As they were cackling now.

"You put a sock on your head!" my son brayed, remembering. It was true. I was not anxious to see my own blood (remember what I said about collapsing in a clammy heap?) so while I held the hammer in one hand, I adopted a modified yoga position to remove one of my shoes and the sock beneath. I scrunched the sock up and in one deft move (well, I thought it was deft) pulled the hammer out and jammed the sock onto the top of my head. Then secured it with a baseball cap and we all drove to the hospital that way. The doctor on call opted to use some form of super glue to seal the head wound. Once he stopped laughing about the sock.

Self-deprecation, friends. It gets you out of any jam!

With the panic attack short-circuited, things moved quickly. Her Lovely Self wrapped The Brownie's head in an old towel and Big Brother dragged the duffel out to the car. I made a quick call to the local walk-in clinic to double check their location, but then decided another hospital, farther away but with an excellent pediatric ER, was better. I called them to confirm directions then hung up the phone and saw that I had smeared blood all over it. In fact, blood was everywhere. I turned to wash my hands, and heard the phone clunk off the handset. The dog had dislodged it and was nosing it across the floor.

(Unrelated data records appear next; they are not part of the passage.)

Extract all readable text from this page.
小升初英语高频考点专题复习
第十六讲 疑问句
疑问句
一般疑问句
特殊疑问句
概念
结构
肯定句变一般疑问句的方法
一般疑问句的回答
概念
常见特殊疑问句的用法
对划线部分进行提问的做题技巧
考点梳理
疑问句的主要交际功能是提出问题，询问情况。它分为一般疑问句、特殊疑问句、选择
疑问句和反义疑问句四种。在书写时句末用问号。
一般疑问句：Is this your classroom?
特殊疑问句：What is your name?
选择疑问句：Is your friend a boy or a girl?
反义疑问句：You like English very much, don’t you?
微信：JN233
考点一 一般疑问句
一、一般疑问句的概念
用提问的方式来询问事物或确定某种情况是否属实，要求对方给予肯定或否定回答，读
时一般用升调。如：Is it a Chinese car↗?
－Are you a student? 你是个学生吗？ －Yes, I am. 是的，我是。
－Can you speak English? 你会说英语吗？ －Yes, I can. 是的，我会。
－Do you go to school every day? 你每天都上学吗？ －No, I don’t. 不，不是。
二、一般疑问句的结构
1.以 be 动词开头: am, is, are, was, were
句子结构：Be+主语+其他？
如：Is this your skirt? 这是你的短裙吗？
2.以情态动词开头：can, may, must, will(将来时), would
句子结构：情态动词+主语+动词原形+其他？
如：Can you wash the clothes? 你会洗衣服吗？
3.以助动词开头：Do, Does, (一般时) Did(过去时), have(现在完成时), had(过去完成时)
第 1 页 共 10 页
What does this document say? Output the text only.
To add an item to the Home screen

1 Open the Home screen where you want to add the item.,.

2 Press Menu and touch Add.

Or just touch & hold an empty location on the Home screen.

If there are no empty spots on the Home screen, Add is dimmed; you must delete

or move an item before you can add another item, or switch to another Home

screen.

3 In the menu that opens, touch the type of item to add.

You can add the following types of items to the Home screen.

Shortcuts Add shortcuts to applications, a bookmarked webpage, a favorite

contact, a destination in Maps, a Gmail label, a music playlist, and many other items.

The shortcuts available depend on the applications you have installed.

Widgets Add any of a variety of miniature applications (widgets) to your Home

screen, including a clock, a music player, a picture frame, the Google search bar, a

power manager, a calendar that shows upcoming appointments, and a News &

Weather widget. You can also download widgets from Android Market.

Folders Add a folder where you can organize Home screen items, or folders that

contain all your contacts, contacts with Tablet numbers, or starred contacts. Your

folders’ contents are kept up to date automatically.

Holy shit, he really IS gonna call 911, I thought. Then I realized that of course it was the smell of the blood that was driving him nuts. I collared him and dragged him to his kennel. Since he long ago figured out how to pop the latch on his kennel, I had to place a chair in front of the gate. I couldn't have him loose, because he was in the middle of a doggy fit. As soon as I secured the latch on the gate, he went purely nuts. I guess he assumed he would be coming to the hospital with us, because he gave me this look of utter disbelief and then began throwing himself against the sides of his cage and barking what could only have been expletives, all directed at me.

Then we were off to the hospital...


Comments:
I'm assuming the Brownie is okay?

You really shouldn't leave us hanging like that! *g*
 
It's amazing how much a cut on the head bleeds. I had a similar experience with my son and a the claw end of a hammer when he was 6. It's almost an out of body experience when you go on automatic pilot and "calm" mode to keep control of the situation.
You'd better watch yourself. The dog could be plotting revenge for you leaving him behind & alone to worry about the Brownie!
 
I do hope that Brownie is okey... I hate it when my son gets hurt... So I know how you feel!!!!
 
I am glad that the virtual space of the internet seems to protect me from the circle of confusion and destruction that surrounds you at all times. I mean, criminy!

I love the descriptions of your dog's behavior, which ring true to this dog owner. (Since I'm not yet a child owner, I can't speak to those descriptions.)